The reader who sent me the link to this story writes: "I should start watching TV again. I'm sure the mainstream media are all over this story. I'll bet Bono and Sinead O'Connor are raising money for the oppressed Catholics of Sri Lanka even as I tap this message on my keyboard."[Hat tip to T.P.]

2 comments:

Anonymous said...

You are a douchebag sir. Please leave the internet for everyone's sake. Thank you

Pertinacious Papist said...

Thank you, Anonymous, for your candor, if not your scatological swipe in lieu of an intelligible argument.
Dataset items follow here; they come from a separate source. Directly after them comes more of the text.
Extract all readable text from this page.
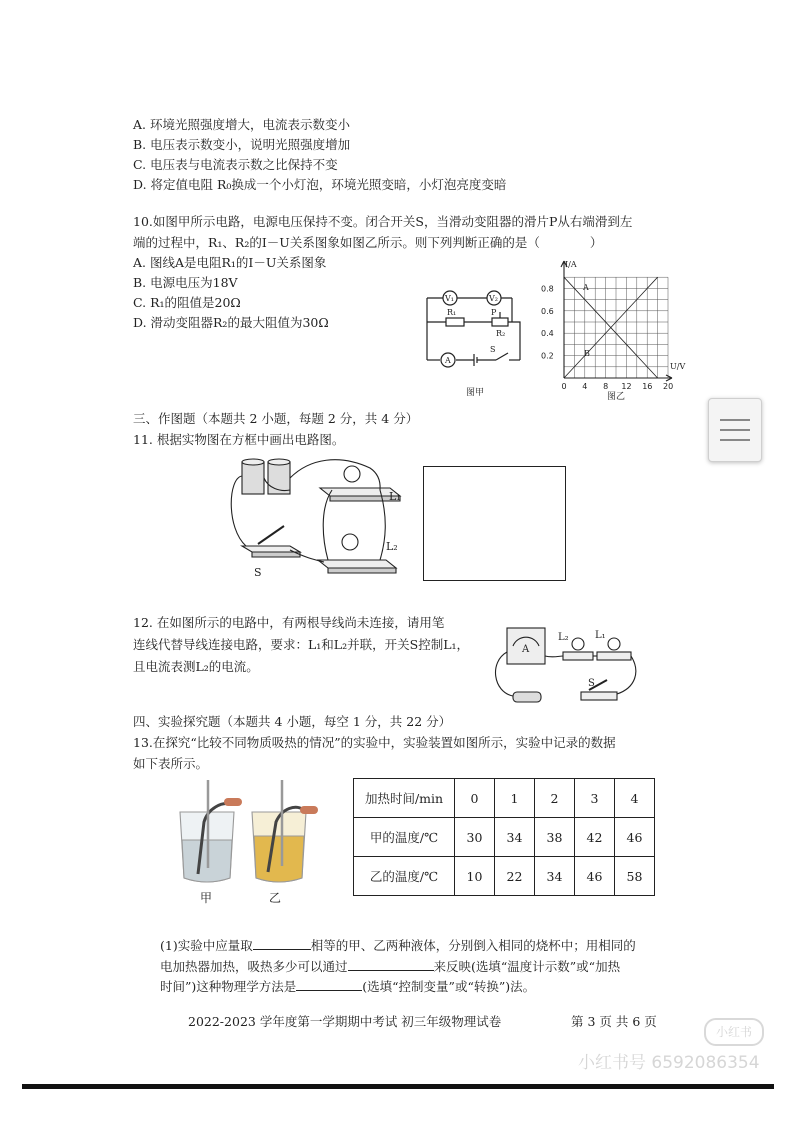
A. 环境光照强度增大，电流表示数变小
B. 电压表示数变小，说明光照强度增加
C. 电压表与电流表示数之比保持不变
D. 将定值电阻 R₀换成一个小灯泡，环境光照变暗，小灯泡亮度变暗
10.如图甲所示电路，电源电压保持不变。闭合开关S，当滑动变阻器的滑片P从右端滑到左
端的过程中，R₁、R₂的I－U关系图象如图乙所示。则下列判断正确的是（　　　　）
A. 图线A是电阻R₁的I－U关系图象
B. 电源电压为18V
C. R₁的阻值是20Ω
D. 滑动变阻器R₂的最大阻值为30Ω
V₁	V₂
R₁	P
R₂
A
S
图甲
0 4 8 12 16 20
0.2
0.4
0.6
0.8
I/A
U/V
A
B
图乙
三、作图题（本题共 2 小题，每题 2 分，共 4 分）
11. 根据实物图在方框中画出电路图。
L₁
L₂
S
12. 在如图所示的电路中，有两根导线尚未连接，请用笔
连线代替导线连接电路，要求：L₁和L₂并联，开关S控制L₁，
且电流表测L₂的电流。
A
L₂	L₁
S
四、实验探究题（本题共 4 小题，每空 1 分，共 22 分）
13.在探究“比较不同物质吸热的情况”的实验中，实验装置如图所示，实验中记录的数据
如下表所示。
甲	乙
加热时间/min	0	1	2	3	4
甲的温度/℃	30	34	38	42	46
乙的温度/℃	10	22	34	46	58
(1)实验中应量取	相等的甲、乙两种液体，分别倒入相同的烧杯中；用相同的
电加热器加热，吸热多少可以通过	来反映(选填“温度计示数”或“加热
时间”)这种物理学方法是	(选填“控制变量”或“转换”)法。
2022-2023 学年度第一学期期中考试 初三年级物理试卷	第 3 页 共 6 页
小红书
小红书号 6592086354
The title, I grant you, is ironic. It is intended to be so. Buddhism is widely taken to be peace-loving, while Christianity (and particularly Catholicism) is taken to be violent, invoking tortured images of the Crusades and Mel Brooks caricatures of the Inquisition.

Compare the List of Wars and Disasters by Death Toll, the List of Battles by Casualties, and Selected Death Tolls for Wars, Massacres and Atrocities Before the 20th Century.

There is hardly a comparison. The vastest unconscionable slaughter of human beings in history was not committed in pre-modern history at the hand of supposedly "irrational" religions, but in the twentieth century, systematically, with rational precision, at the hand of supposedly "intelligent" ideologies, like Marx's "scientific" socialism.

As for pre-modern casualties, the results for the An Shi Rebellion in Buddhist-Confucian China in the years AD 756-763 range between 33-36 million deaths, compared to 1.5 million deaths in the Crusades between AD 1095-1291. (Figures taken from aforementioned sites.)

Any wanton slaughter is evil, Buddhist or Christian (or "Scientific" Socialist). A sense of due historical proportion, however, is called for in our reactions.